Dans une fragment intitulé « Ethique » (in Brillat-Savarin) Roland Barthes écrit : « On a pu dévoiler la physique du plaisir amoureux (tension/détente) mais le plaisir gustatif, lui, échape à toute réduction, et par conséquent, à toute science (à preuve la nature hétéroclite des goûts et des dégoûts à travers l’histoire de la terre). B.S. parle comme un savant et son livre est une physiologie ; mais sa science (le sait-il) n’est qu’une ironie de science. »
Que Roland Barthes relève dans l’ordre des plaisirs, des territoires qui ne peuvent se trouver formaliser par le discours de la science, et toute l’ambition totalisante du pouvoir scientifique est remisée, comme tenue à distance par des plages de résistance qui s’élèvent, droite et dure à la fois. Envisager une science du plaisir gustatif est aussi vain que l’édification de grandes nosographies psychiatriques, quand on sait qu’il n’y a de vérité que du sujet. Délimiter une territoire, créer un espace de fantaisie et jouer à faire une science ne peut tourner qu’à l’ironie lorsque le goût rencontre l’aléatoire et le factuel. Il suffit d’une humeur, d’un entêtement, d’une sécrétion inconnue pour qu’un goût soit altéré et que tombe les catégorisations tenues par l’opposition de deux valeurs : l’agréable et le désagréable.
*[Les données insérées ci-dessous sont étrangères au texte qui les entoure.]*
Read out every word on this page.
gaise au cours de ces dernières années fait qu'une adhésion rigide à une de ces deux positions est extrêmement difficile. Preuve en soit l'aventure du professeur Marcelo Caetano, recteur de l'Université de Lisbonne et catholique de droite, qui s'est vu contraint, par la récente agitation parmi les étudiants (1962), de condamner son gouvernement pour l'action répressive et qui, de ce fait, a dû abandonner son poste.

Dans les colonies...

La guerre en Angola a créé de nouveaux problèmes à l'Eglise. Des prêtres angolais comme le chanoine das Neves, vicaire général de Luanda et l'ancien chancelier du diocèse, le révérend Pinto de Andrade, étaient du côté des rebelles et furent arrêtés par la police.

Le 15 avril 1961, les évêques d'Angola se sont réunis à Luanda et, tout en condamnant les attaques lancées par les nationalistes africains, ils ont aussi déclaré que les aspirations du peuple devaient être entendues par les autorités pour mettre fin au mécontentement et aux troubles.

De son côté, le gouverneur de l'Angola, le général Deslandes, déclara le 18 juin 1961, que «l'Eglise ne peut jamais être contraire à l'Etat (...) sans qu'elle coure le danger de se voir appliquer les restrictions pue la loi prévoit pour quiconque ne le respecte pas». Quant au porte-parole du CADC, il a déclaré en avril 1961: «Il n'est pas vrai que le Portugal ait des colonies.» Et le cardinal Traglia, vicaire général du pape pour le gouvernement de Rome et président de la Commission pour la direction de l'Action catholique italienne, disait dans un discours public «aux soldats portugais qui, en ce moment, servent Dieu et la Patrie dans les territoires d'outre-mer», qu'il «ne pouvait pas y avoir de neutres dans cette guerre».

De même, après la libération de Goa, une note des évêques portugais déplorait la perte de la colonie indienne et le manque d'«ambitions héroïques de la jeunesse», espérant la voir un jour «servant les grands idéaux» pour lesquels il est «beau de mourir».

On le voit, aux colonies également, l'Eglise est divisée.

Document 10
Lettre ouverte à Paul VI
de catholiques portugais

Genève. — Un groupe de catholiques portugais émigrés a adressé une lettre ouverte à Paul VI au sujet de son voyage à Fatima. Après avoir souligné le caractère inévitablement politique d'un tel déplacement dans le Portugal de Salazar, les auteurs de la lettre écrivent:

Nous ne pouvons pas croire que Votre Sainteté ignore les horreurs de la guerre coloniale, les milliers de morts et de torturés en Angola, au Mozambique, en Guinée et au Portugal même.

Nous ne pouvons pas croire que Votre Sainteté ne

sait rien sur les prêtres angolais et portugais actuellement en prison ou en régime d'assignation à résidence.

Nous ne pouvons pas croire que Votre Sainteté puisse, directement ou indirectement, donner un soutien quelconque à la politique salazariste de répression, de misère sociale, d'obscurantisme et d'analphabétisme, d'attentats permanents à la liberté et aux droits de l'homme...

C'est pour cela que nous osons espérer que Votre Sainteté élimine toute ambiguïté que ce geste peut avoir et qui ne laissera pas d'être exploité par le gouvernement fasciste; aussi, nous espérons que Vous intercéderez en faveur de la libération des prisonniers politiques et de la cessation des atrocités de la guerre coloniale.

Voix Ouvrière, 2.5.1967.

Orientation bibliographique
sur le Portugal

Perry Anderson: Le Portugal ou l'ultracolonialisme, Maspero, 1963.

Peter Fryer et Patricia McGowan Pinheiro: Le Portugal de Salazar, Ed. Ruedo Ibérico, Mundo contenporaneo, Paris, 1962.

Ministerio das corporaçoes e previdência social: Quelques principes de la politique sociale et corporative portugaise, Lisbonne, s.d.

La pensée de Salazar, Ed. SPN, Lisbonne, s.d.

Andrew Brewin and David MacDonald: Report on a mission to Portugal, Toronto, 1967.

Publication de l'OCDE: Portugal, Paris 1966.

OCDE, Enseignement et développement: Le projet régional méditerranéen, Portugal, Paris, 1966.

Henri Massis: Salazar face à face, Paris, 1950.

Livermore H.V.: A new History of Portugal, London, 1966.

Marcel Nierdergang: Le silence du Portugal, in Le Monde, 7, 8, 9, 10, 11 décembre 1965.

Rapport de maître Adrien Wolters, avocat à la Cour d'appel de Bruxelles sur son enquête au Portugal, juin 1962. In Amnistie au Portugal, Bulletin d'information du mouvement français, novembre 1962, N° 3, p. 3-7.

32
Que le goût rencontre la science par ironie et à Roland Barthes de s’arrêter un moment et d’observer ces parures théoriques qui fondent des objets impossibles : un fantasme de savoir est tapi là, dans l’ombre. Aussi, est-il intéressait par l’idée de soumettre les convives d’un repas à des mesures expérimentales pour constater l’effet d’un plat sur des gastronomes : « Cette idée tient compte de deux facteurs très modernes : la socialité et le langage. » Ainsi, comment parle-t-on d’un mets distingué, qu’elles réactions observe-t-on sur le visage des convives ? Cette façon à la fois sérieuse et ironique de jauger retient RB car elle démembre la gravité du discours scientifique, lui qui s’occupe de vérité.